Oiii japuik lah rasaki oi (Jemputlah Rezeki yang kami bawa). Oi Inyiak Rajinah dan Datuak Rajo Gagau/ Penghuni Rimba.
Demikian sepenggal seruan Syafrizal Sutan Mangkuto, seorang pawing yang didaulat berkomunikasi dengan penghuni belantara Jorong Padang Langgo, Nagari Tanjung Barulak, sebelum waktu salat Jumat beberapa waktu lalu di bulan Maulid.
Dengan selimut tebal siang itu Syafrizal berseru di atas sebuah pohon di bukit Aur Diri. Sebelum berseru sesajen di delapan mangkuk diletakkan di ranting kayu. Di pucuk pohon ditancapkan kain beraksarakan bacaan doa. Berkali-kali Syafrizal berseru. Suaranya menggelar bergema di lembah-lembah yang diolah menjadi ladang. Lontaran suara basa-basi yang mengagendakan silaturahim berlangsung sekitar 5 menit, sebelum diakhiri dengan doa yang dipanjatkan ke hadirat Allah SWT.
Inyiak Rajinah dan Datuak Rajo Gagau yang dipercaya sebagai penghuni rimba beserta klan mereka diyakini masyarakat setempat sebagai makhluk lain ciptaan Allah SWT yang menghuni lekuk-lekuk bukit yang menjadi tumpuan para peladang.

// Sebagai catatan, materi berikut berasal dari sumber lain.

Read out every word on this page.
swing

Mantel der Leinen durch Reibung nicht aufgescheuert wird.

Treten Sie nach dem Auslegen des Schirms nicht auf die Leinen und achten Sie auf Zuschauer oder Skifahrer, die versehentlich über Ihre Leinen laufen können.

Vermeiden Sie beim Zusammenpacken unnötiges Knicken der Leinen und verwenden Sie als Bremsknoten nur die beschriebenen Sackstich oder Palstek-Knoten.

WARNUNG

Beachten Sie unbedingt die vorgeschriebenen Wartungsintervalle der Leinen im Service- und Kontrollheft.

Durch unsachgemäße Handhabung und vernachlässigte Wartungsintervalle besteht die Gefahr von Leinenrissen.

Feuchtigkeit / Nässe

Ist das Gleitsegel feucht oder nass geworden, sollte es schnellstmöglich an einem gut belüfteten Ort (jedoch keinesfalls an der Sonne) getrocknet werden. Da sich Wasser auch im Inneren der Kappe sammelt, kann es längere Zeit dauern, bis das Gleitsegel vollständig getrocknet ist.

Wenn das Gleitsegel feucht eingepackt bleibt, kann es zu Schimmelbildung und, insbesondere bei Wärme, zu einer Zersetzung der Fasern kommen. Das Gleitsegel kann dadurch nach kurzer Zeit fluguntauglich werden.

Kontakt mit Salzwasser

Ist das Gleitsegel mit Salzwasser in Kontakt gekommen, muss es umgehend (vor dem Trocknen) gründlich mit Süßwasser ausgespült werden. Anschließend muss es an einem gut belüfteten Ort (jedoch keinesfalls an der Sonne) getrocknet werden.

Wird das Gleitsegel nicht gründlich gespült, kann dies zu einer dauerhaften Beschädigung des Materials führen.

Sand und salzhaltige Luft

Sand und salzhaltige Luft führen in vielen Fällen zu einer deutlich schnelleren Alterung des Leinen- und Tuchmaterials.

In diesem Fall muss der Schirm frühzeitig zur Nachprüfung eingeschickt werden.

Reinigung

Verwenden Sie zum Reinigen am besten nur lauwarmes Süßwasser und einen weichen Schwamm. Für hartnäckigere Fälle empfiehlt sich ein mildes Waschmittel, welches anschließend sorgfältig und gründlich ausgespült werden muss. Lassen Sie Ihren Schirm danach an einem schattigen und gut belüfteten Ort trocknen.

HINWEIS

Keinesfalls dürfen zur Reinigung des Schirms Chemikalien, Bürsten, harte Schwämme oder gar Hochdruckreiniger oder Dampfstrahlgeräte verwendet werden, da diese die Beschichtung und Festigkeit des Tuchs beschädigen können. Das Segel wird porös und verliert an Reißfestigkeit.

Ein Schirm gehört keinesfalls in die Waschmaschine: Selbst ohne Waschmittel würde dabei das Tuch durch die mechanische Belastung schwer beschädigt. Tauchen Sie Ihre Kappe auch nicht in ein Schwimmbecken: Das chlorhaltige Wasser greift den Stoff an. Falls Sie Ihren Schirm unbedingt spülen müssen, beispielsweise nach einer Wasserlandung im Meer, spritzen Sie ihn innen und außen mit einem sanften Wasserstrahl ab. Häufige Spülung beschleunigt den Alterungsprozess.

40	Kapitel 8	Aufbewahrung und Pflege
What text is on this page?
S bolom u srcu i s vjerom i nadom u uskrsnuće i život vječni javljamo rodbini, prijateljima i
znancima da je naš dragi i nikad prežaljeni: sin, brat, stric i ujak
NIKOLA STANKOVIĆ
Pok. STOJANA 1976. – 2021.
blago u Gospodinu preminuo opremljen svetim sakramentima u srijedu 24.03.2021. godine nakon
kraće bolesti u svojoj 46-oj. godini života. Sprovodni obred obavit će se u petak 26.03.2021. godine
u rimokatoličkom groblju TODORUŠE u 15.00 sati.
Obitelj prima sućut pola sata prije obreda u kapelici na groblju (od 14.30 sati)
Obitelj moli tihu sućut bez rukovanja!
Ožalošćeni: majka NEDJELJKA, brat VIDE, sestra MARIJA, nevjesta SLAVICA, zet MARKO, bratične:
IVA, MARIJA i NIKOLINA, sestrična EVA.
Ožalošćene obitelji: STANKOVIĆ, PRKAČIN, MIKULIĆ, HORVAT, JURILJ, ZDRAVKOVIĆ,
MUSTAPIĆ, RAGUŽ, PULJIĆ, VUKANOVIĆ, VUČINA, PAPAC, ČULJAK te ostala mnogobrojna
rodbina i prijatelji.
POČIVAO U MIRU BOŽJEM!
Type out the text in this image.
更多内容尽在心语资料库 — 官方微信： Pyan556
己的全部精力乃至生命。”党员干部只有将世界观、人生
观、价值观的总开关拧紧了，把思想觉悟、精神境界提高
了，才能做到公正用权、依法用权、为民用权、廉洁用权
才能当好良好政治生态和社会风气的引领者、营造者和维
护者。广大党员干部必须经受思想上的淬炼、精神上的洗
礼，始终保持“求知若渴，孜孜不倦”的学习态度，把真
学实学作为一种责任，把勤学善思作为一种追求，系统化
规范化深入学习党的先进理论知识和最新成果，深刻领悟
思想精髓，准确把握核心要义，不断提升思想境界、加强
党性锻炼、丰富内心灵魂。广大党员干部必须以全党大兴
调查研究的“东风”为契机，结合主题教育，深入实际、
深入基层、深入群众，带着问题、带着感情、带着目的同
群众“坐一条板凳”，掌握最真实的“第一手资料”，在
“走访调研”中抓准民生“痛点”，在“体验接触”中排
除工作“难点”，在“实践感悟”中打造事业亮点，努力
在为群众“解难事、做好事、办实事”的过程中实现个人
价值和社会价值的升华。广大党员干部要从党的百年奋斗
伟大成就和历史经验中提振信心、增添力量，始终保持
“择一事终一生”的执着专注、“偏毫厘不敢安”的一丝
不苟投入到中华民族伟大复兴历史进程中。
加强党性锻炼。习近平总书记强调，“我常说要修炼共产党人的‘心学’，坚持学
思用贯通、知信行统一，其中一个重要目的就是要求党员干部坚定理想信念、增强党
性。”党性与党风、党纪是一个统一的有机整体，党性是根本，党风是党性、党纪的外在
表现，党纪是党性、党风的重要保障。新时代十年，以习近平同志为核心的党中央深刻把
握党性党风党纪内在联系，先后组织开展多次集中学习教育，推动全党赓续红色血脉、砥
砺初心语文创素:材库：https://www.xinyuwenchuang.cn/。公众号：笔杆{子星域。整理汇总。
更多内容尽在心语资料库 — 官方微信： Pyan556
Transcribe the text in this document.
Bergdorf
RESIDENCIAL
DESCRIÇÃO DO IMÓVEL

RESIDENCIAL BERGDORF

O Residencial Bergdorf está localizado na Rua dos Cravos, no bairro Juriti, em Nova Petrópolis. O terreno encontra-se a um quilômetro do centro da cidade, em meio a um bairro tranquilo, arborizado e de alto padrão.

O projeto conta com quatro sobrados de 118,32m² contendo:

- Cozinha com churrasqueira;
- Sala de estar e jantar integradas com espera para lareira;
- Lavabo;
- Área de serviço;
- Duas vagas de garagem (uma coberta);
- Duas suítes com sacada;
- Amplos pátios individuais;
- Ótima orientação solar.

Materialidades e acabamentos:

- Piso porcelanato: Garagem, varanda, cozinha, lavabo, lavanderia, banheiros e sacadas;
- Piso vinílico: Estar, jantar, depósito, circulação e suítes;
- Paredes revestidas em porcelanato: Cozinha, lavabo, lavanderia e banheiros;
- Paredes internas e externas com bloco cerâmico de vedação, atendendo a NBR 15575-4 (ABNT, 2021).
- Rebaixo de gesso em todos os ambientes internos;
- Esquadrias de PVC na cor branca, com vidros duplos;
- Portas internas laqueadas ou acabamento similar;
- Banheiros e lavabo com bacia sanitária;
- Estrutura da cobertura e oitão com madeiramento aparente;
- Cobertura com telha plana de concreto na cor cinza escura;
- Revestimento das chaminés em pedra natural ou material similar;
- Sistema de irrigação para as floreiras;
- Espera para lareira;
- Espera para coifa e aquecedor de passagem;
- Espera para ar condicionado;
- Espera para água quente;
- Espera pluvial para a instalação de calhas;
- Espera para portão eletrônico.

“Ritual Sumarak Padang dilakukan karena di atas bukit ini ada makhluk halus, makhluk gaib. Kita percaya pada yang gaib. Mereka kadang berypa dengan bentuk benda, kadang manusia tapi kecil. Jarang menampakkan diri. Dia penguasa rimba, memelihara orang ke rimba beserta ternaknya,” jelas Syafrizal.
Dibukit Aur Duri tersebut, sebelum berkomunikasi dengan penghuni setempat, Syafrizal bersama beberapa tetua lainnya menyusun dan meletakkan altar. Ada delapan lime (daun dibentuk menyerupai makhluk) yang menjadi wadah untuk tujuh jenis sesajen yakni darah, batih, samba gulai kambing, rokok, lamang, telur dan nasi. Sebelum ditempatkan di pepohonan sesajen tersebut diasapi terlebih dahulu dengan kemenyan.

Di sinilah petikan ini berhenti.